After considerable thought, and the consulting of various referenced sources and materials, something is puzzling me about your explanation of why photons traveling through an environment made up of air molecules, do not undergo decoherence. Your explanation, if I understand it correctly, is that the photons rarely interact with the air molecules, and this lack of interaction accounts for the lack of decoherence. If on the other hand a photon should interact with anything on its way through the environment, then it will inevitably undergo decohence. But the rarity of such events is why we see an interference pattern when passing photons through an environment consisting mainly of air. I actually have a number of concerns with this explanation, but I will focus on one in particular.

If instead of using a classical double slit setup, we use a Mach–Zehnder interferometer, then there is little doubt that the photons will interact with some part of the environment before reaching a detector. Yet these interactions do not seem to cause decoherence. If interaction is the cause of decoherence, then how do photons pass through an MZI without apparently undergoing it?

 

[bhobba]

If instead of using a classical double slit setup, we use a Mach–Zehnder interferometer, then there is little doubt that the photons will interact with some part of the environment before reaching a detector. Yet these interactions do not seem to cause decoherence. If interaction is the cause of decoherence, then how do photons pass through an MZI without apparently undergoing it?

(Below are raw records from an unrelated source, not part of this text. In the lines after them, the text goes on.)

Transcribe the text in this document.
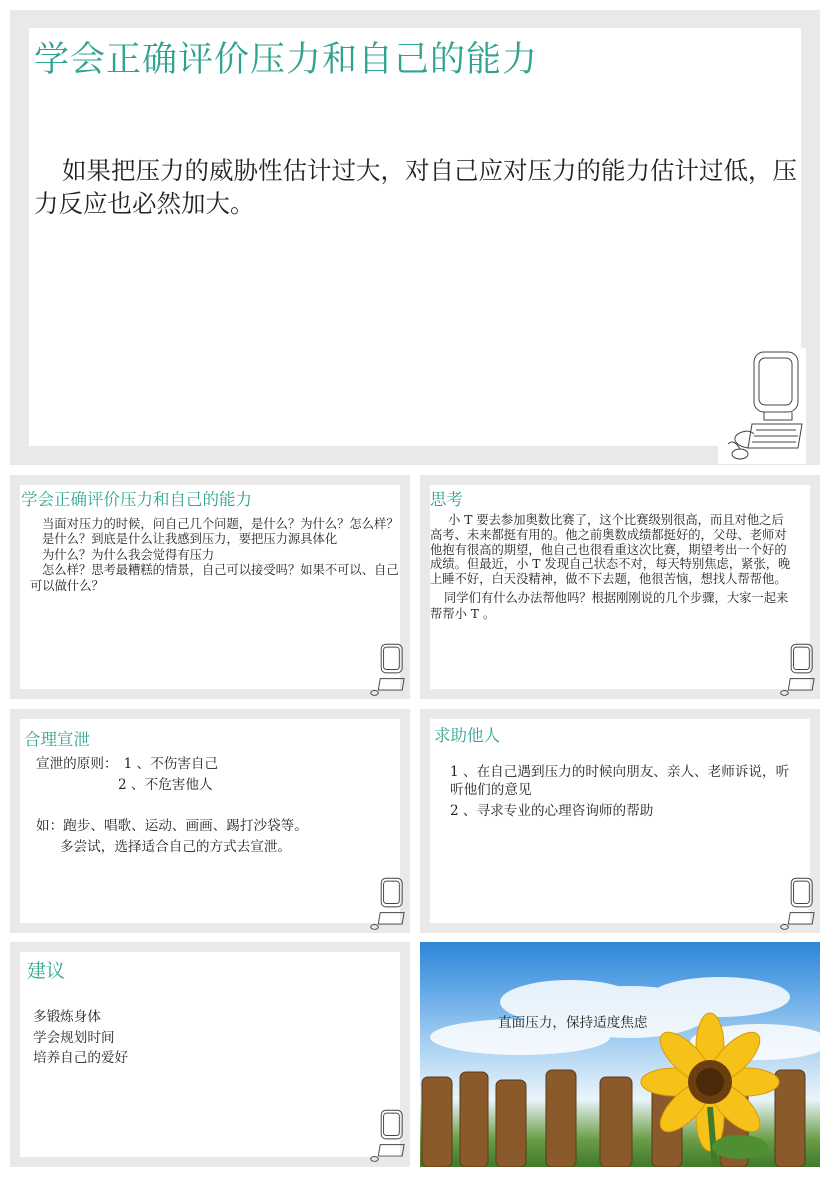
学会正确评价压力和自己的能力
如果把压力的威胁性估计过大，对自己应对压力的能力估计过低，压力反应也必然加大。
学会正确评价压力和自己的能力

当面对压力的时候，问自己几个问题，是什么？为什么？怎么样？

是什么？到底是什么让我感到压力，要把压力源具体化

为什么？为什么我会觉得有压力

怎么样？思考最糟糕的情景，自己可以接受吗？如果不可以、自己可以做什么？

思考

小 T 要去参加奥数比赛了，这个比赛级别很高，而且对他之后高考、未来都挺有用的。他之前奥数成绩都挺好的，父母、老师对他抱有很高的期望，他自己也很看重这次比赛，期望考出一个好的成绩。但最近，小 T 发现自己状态不对，每天特别焦虑，紧张，晚上睡不好，白天没精神，做不下去题，他很苦恼，想找人帮帮他。

同学们有什么办法帮他吗？根据刚刚说的几个步骤，大家一起来帮帮小 T 。

合理宣泄

宣泄的原则： 1 、不伤害自己

2 、不危害他人

如：跑步、唱歌、运动、画画、踢打沙袋等。

多尝试，选择适合自己的方式去宣泄。

求助他人

1 、在自己遇到压力的时候向朋友、亲人、老师诉说，听听他们的意见

2 、寻求专业的心理咨询师的帮助

建议

多锻炼身体

学会规划时间

培养自己的爱好

直面压力，保持适度焦虑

Can't follow you there. In the Mach–Zehnder interferometer between the parts of the setup things are exactly as I describe. That's all that's required - the rest acts exactly the same regardless.

In other words it makes no difference if it was done in air or a vacuum.

Is your issue how do beam spliters, polarizes etc work?

That is a very difficult issue as a link from the FAQ's I gave before on light in solids attested to - its even difficult in air - although probably not as bad as solids - but I suspect difficult enough that our discussion here is not really correct - but the best that can probably be done at this level. For this purpose we need to simply accept they do work.

Thanks
Bill

 

[Jilang]

After considerable thought, and the consulting of various referenced sources and materials, something is puzzling me about your explanation of why photons traveling through an environment made up of air molecules, do not undergo decoherence. Your explanation, if I understand it correctly, is that the photons rarely interact with the air molecules, and this lack of interaction accounts for the lack of decoherence. If on the other hand a photon should interact with anything on its way through the environment, then it will inevitably undergo decohence. But the rarity of such events is why we see an interference pattern when passing photons through an environment consisting mainly of air. I actually have a number of concerns with this explanation ...

Er, air is transparent and see-through. It what sense can you possibly have a issue with the explanation?

 

[Fiziqs]

Can't follow you there. In the Mach–Zehnder interferometer between the parts of the setup things are exactly as I describe. That's all that's required - the rest acts exactly the same regardless.

In other words it makes no difference if it was done in air or a vacuum.

Is your issue how do beam splitters, polarizes etc work?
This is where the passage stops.